Sin perder un segundo, el anciano lanzó el pergamino que había estado estudiando a un lado y comenzó apresuradamente a abrir las cajas una por una.
Con cada caja que se abría con un clic, los ojos del anciano se agrandaban aún más.
Dentro había tesoros relucientes—piedras raras, técnicas de cultivación y otros objetos valiosos que incluso él no esperaba encontrar.
—¡Increíble!
—exclamó el anciano.
—¡Me has traído tanta suerte, pequeña!
¡Estos tesoros son más allá de lo que podría haber esperado!

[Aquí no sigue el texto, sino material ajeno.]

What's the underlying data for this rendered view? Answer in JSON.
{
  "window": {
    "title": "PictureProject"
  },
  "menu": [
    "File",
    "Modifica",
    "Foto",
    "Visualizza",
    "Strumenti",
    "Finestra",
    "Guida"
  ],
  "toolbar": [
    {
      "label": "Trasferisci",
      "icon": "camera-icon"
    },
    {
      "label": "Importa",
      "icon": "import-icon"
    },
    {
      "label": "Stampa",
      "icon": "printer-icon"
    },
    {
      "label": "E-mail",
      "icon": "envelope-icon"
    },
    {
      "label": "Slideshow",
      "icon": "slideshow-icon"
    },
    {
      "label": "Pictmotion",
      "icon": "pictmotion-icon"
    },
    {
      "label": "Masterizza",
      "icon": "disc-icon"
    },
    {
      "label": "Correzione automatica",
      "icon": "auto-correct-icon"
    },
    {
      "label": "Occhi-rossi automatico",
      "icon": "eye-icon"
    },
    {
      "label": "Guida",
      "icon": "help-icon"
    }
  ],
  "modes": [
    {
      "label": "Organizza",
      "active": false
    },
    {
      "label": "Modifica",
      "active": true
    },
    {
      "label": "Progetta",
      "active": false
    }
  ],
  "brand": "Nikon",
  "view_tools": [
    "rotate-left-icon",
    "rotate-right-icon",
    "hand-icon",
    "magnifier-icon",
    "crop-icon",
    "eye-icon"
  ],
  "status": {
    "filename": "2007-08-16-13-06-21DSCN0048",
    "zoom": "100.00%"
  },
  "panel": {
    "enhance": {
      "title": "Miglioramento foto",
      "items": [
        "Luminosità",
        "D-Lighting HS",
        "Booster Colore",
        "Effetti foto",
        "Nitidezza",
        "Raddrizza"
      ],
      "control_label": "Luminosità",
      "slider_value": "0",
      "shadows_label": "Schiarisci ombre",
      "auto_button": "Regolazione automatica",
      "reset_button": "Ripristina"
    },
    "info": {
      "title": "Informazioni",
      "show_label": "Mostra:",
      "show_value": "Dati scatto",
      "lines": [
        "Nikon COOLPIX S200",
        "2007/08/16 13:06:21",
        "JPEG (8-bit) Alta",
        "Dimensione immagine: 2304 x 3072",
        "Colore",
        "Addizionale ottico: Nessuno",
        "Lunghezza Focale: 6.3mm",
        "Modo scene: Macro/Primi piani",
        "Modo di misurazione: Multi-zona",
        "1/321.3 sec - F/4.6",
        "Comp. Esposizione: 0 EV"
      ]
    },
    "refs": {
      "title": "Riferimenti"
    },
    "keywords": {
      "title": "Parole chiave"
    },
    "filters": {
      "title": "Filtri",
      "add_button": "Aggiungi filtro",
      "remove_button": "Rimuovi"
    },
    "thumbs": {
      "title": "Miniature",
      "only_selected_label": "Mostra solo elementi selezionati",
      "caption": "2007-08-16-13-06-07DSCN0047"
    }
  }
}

Su Jiyai parpadeó, actuando como si no estuviera demasiado interesada en los objetos brillantes.
Pero secretamente, mientras el anciano estaba distraído, ella usó su rápida habilidad psíquica para deslizar el pergamino en su anillo de almacenamiento, manteniendo una expresión tranquila y distante.
El anciano, aún maravillado por los tesoros, se volvió hacia Su Jiyai con una sonrisa orgullosa.
—Realmente eres una bestia espiritual especial —dijo, su voz llena de admiración—.
Estos tesoros no habrían sido encontrados sin ti.
Mientras tanto, los discípulos que habían estado burlándose de Su Jiyai antes estaban congelados, con las mandíbulas prácticamente tocando el suelo.
No podían creer lo que veían.
No solo había encontrado Su Jiyai algo valioso, ¡sino que era un montón de tesoros raros!
Uno de ellos murmuró entre dientes,
—Ella…
ella realmente encontró algo…
Otro asintió, su rostro pálido.
—Estábamos equivocados… ella no es solo cualquier bestia espiritual.
Sus actitudes habían cambiado completamente de burla a asombro.